De la maison de Prauvis,
C’était au frontispice ?
Et, — paraît-il — que le double Prauvice, le &, alla valdinguer sur le tapis et mis un temps infini à se remettre de l’impact. Au dire de son frère, — que lui seul voyait — il était salement amoché le jumeau & !
Des jumeaux ??!! Prognates ??
Un temps infini ?? dans son propre référentiel alors ??
je démarrai une DS
La DS n’existait pas encore en ce temps-là, il n’y avait que l’idée (tu suis ?)
les feuillets spatio-temporelles d’un même univers,
T’aurais pu corriger les fautes d’orthographe !!

Faut bien que je trouve des choses à redire, non ?? ..(:-).. Car sinon, justement, tout le monde est d'accord, c'est super à tout point de vue.
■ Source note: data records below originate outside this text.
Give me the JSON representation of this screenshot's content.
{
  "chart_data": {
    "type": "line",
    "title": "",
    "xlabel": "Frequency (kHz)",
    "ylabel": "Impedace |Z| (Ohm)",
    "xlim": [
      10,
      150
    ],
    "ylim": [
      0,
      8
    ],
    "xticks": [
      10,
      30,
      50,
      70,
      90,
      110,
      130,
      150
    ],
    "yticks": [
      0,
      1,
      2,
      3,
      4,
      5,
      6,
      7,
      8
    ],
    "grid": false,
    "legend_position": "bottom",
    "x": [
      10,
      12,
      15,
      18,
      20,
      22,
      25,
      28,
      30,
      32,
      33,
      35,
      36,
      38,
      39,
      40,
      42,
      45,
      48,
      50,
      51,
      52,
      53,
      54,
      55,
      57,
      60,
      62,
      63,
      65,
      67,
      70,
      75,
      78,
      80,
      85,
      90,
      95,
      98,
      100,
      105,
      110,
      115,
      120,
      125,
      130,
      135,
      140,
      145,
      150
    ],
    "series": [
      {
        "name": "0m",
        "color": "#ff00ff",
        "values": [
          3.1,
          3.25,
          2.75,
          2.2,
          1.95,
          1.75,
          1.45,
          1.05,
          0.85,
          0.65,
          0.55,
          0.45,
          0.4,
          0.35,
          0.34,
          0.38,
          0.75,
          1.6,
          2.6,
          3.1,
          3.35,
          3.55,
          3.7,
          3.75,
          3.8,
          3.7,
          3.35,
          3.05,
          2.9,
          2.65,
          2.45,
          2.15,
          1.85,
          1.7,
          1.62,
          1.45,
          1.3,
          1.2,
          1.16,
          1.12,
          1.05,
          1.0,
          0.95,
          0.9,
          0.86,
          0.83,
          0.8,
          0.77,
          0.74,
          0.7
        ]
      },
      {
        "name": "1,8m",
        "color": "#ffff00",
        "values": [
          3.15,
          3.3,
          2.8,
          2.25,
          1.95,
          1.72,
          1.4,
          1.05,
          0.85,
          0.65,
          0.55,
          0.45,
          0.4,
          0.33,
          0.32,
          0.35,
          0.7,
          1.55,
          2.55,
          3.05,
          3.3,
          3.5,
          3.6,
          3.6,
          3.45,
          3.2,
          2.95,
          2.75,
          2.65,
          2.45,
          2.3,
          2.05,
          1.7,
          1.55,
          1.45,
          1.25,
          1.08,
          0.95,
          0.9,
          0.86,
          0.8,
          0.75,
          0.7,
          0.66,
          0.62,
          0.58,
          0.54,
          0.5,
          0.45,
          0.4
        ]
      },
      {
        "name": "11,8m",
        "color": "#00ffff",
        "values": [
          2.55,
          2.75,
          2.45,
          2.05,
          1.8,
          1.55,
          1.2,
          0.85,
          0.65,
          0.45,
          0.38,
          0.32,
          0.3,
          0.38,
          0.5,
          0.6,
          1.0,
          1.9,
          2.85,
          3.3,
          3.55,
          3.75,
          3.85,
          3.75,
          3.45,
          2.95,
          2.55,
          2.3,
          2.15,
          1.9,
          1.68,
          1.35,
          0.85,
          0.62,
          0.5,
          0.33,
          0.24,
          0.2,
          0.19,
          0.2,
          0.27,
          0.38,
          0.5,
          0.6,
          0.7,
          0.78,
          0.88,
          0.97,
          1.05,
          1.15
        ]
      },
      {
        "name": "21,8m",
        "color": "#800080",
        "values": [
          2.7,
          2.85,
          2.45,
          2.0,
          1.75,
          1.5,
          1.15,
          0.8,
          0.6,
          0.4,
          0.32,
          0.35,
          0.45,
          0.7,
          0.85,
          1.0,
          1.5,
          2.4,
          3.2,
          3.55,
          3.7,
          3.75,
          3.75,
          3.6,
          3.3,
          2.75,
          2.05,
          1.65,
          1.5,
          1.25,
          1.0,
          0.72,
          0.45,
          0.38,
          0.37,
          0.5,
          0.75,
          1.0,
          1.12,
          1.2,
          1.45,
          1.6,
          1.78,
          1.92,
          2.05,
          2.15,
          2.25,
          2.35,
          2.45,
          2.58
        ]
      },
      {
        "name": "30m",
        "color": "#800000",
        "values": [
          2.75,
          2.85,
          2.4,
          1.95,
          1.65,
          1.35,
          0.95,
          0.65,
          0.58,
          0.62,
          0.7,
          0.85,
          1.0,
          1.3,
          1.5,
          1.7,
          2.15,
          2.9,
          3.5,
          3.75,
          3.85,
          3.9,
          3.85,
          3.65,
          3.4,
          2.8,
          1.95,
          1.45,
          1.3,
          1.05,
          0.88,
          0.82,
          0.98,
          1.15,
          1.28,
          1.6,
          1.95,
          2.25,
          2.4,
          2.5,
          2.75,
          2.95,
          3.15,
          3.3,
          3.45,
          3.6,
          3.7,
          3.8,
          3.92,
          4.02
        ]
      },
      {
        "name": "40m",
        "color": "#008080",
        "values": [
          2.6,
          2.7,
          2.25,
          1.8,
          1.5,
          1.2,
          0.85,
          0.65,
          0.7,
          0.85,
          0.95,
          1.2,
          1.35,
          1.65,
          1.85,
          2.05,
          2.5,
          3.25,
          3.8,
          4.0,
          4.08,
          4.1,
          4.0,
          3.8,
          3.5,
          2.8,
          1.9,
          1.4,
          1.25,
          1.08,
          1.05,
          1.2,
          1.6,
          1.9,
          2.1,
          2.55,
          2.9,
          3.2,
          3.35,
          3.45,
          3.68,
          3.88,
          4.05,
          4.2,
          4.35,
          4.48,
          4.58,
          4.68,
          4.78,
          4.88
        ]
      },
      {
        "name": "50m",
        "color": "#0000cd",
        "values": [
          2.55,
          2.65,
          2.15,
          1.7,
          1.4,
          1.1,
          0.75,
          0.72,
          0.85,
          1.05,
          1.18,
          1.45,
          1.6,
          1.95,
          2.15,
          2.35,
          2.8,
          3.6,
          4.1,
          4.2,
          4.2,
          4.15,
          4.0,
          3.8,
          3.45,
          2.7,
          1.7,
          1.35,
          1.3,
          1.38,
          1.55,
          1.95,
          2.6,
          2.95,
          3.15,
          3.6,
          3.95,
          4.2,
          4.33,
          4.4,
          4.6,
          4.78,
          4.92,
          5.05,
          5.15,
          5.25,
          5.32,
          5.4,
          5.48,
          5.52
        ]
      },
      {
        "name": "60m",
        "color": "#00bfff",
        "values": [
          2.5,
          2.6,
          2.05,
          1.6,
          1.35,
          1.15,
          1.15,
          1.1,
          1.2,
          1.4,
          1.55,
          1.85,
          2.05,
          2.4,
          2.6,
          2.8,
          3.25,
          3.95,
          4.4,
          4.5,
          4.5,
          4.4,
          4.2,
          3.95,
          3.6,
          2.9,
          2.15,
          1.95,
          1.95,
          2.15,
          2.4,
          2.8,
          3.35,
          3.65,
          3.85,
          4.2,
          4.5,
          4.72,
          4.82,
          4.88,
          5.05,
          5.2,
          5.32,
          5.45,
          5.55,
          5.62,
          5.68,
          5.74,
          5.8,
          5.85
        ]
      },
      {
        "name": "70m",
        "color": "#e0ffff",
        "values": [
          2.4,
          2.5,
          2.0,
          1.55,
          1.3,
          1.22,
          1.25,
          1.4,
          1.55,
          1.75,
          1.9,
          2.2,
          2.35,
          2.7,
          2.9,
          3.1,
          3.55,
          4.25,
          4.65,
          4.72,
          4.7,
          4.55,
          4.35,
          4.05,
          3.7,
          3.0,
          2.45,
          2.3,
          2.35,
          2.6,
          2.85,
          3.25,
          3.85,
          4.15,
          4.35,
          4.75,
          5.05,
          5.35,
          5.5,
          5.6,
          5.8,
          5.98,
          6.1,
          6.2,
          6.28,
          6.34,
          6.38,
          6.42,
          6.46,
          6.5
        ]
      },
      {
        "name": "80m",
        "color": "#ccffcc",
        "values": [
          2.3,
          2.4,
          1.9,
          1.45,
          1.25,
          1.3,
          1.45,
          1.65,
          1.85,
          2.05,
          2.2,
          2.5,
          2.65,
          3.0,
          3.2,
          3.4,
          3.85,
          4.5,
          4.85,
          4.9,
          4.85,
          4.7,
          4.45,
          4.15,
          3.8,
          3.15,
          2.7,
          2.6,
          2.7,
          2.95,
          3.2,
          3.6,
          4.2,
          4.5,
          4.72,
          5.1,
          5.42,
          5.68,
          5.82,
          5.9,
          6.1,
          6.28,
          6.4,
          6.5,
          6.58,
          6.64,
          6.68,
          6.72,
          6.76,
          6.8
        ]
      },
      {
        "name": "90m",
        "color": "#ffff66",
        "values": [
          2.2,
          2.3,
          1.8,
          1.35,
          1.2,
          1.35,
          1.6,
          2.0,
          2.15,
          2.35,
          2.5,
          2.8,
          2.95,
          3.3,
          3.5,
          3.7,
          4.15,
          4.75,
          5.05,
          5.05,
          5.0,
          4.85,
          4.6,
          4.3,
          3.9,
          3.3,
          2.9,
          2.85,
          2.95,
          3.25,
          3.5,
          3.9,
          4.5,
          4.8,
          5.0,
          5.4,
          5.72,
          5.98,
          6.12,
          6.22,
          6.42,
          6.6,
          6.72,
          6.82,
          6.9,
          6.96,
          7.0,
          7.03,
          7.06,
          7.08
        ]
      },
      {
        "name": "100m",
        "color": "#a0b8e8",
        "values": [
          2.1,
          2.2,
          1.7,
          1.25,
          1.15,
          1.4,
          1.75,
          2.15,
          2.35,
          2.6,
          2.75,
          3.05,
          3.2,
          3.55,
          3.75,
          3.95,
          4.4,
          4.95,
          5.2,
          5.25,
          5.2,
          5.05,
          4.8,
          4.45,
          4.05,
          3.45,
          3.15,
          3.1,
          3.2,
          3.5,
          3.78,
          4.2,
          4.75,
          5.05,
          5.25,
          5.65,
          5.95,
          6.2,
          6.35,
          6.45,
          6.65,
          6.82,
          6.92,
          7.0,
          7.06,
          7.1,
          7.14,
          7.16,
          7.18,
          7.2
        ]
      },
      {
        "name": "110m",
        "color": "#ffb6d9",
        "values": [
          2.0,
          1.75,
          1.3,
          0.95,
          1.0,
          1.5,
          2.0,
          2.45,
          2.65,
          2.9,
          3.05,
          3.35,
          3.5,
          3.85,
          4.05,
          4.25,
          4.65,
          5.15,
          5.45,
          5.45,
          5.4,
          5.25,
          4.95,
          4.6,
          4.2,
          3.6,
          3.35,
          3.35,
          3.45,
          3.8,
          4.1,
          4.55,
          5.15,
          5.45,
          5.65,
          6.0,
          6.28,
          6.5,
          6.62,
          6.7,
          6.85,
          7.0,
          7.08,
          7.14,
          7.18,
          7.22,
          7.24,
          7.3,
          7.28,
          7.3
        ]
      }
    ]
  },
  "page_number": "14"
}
On attend vraiment le suite !! A mon aviss, l'ascenseur y peut surement se réparer, Provis ça rime avec tourne-vis..

Saint Jean-Baptiste 30/12/2004 @ 19:02:46
Quelle est la différence entre le vestibule et le corridor ?
A mon avis le vestibule c'est plus classe et le corridor c'est plutôt moyen.
Et entre un vestibule et un hall ? Toujours à mon avis, le hall c'est plus chic (surtout si on prononce hhhaôôôl).
Je crois que Lu7 s'en laissait mettre plein la vue par son petit ami, probablement parce qu'il avait un an de plus qu'elle.
Mais elle a bien changé depuis !

Sahkti
avatar 04/01/2005 @ 23:39:07
Y a pas à dire, le style Yali reconnaissable et plein de talent, en particulier pour les monologues intérieurs qui disent tout en quelques phrases.
Un petit hic cependant, il me semble que le tempérament de Lucette en a pris un coup cette fois. De la combattante rageuse décrite par Kilis, nous voici face à une Lucette résignée et abattue. Changeante la pauvre Lucette, faut pas nous la fragiliser comme ça :)
J'aime beaucoup la fin, j'ai vraiment eu l'impression de voir l'incompréhension qui se dessine sur leurs visages!
Par contre, l'histoire du vestibule, c'est un peu comme la torture du vide-ordures sous les escaliers tout au début, j'ai pas tout compris. Y a un fantasme universel mais inconnu de moi sur les halls qui se déguisent en vestibules et vice-versa, une référence à truc connu? Quid??

Benoit
avatar 06/01/2005 @ 19:26:09
Zut! J'ai pas accroché à ton texte! Et pourtant, il est bourré d'ingéniosité, d'humour... Peut-être que la fameuse Yali's touch n'a plus son effet magique sur moi! Et re-zut!!!